大井川通信

大井川あたりの事ども

道玄坂の100年

父親は渋谷道玄坂の生まれだ。誕生日が大正13年(1923年)の3月18日だから、今日でちょうど満100歳となる。亡くなったのは2006年で82歳の時だったが、今年は生誕100年のお祝いをしようと姉と話していた。

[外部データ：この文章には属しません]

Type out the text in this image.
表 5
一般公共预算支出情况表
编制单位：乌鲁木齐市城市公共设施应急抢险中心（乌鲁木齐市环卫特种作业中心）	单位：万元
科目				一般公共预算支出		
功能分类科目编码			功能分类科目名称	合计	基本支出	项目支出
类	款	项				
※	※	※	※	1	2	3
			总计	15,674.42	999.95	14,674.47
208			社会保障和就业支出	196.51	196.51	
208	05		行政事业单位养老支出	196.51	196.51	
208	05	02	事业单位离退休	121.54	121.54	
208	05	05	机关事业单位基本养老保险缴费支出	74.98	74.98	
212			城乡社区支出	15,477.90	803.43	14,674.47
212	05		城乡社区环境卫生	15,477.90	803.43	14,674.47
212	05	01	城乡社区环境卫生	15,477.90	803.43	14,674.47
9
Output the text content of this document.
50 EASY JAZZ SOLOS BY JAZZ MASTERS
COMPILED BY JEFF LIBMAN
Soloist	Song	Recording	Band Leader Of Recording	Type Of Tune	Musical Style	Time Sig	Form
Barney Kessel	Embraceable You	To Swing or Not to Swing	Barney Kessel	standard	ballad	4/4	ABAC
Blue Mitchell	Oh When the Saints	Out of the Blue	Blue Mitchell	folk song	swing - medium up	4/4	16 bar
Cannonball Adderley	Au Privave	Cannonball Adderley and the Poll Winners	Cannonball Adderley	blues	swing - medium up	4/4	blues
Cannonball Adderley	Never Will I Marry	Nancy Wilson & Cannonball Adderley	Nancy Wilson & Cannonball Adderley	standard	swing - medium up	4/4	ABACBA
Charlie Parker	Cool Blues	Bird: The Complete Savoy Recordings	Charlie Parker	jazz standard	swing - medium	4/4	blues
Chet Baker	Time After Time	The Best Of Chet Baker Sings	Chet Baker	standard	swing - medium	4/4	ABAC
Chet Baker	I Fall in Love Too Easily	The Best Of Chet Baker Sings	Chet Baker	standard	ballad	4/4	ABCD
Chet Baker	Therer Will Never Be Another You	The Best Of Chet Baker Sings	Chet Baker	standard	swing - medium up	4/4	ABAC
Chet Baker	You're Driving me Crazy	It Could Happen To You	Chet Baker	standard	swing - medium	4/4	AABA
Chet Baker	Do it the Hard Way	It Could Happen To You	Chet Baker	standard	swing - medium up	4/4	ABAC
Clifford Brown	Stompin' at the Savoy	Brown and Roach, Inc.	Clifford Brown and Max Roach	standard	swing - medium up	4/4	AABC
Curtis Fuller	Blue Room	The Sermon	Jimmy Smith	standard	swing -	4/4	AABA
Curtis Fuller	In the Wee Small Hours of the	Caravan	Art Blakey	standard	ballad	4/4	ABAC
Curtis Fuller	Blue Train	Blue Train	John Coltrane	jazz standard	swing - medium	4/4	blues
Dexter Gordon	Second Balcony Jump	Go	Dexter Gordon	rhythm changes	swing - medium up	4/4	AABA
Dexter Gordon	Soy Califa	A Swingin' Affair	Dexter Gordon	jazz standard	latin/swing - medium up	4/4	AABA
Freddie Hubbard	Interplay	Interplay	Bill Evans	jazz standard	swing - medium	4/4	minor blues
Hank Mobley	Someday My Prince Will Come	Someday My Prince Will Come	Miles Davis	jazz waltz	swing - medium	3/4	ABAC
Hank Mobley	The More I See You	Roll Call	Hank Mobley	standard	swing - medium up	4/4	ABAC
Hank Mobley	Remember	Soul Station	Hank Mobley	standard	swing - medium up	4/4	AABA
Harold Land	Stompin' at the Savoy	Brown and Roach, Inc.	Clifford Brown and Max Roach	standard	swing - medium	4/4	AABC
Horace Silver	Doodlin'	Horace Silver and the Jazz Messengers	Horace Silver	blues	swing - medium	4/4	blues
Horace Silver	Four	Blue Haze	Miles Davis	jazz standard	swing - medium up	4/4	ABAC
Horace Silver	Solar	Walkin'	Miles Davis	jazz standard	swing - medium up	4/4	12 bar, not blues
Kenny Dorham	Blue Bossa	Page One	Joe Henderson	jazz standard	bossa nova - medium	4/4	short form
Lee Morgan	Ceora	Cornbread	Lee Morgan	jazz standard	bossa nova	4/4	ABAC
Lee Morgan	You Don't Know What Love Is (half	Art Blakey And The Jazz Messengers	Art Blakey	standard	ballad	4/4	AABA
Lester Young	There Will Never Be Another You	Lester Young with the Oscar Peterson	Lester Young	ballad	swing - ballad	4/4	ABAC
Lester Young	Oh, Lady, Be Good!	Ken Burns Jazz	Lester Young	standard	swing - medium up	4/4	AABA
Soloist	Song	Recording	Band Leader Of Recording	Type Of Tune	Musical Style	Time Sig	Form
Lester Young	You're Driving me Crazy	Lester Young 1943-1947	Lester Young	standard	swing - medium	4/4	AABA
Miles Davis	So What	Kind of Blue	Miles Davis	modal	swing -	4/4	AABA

夏目漱石の『夢十夜』の第一夜に、100年経ったら会いに来ますという言葉を信じて女の墓の前で待ち続けた男のもとに、100年目に白い百合の花が咲くというエピソードがある。100年というのは、大方の人間にとってぎりぎり手の届かない時間幅だから、永遠へと開かれているイメージがある。だから、どこかロマンティックな思いを誘うのだろう。今は100歳を迎える人も珍しくないが、100年前の記憶を持っている人はまれだ。

昨年の9月は関東大震災100年が話題になっていたが、祖母は父親がお腹にいた状態で被災し逃げ惑ったそうだ。出生は道玄坂だが、戦前の間に家族は何回か転居したらしい。姉の都合で、埼玉の金子にある霊園へのお墓参りが前日の17日となったので、100年目の今日は、渋谷道玄坂に行ってみることにした。

今の渋谷は大改造中で、駅は迷路のようだ。なんとかハチ公口を見つけ、外国人観光客が歓声をあげるスクランブル交差点を渡り、有名な109ビルの左側を過ぎると、交通量の多い道玄坂の上りがゆるやかなカーブを描いている。父親が生まれた頃は東京の西のはずれの郊外だったはずだが、今ではその頃の面影はまったくないだろう。

僕は、坂を見下ろすビルのカフェに入って、コーヒーを飲む。大震災を乗り越えて生まれた父が、戦争の時代をかろうじて生き延びて、敗戦後の日本でしぶとく生きてくれたおかげで、僕がこの世に存在することができたのだろう。渋谷にあふれる人の波を見ながら、この中に父のことを知る人が(僕以外)誰もいないということを、当たり前でありながらとても不思議なことのように思って、ぼんやりしていた。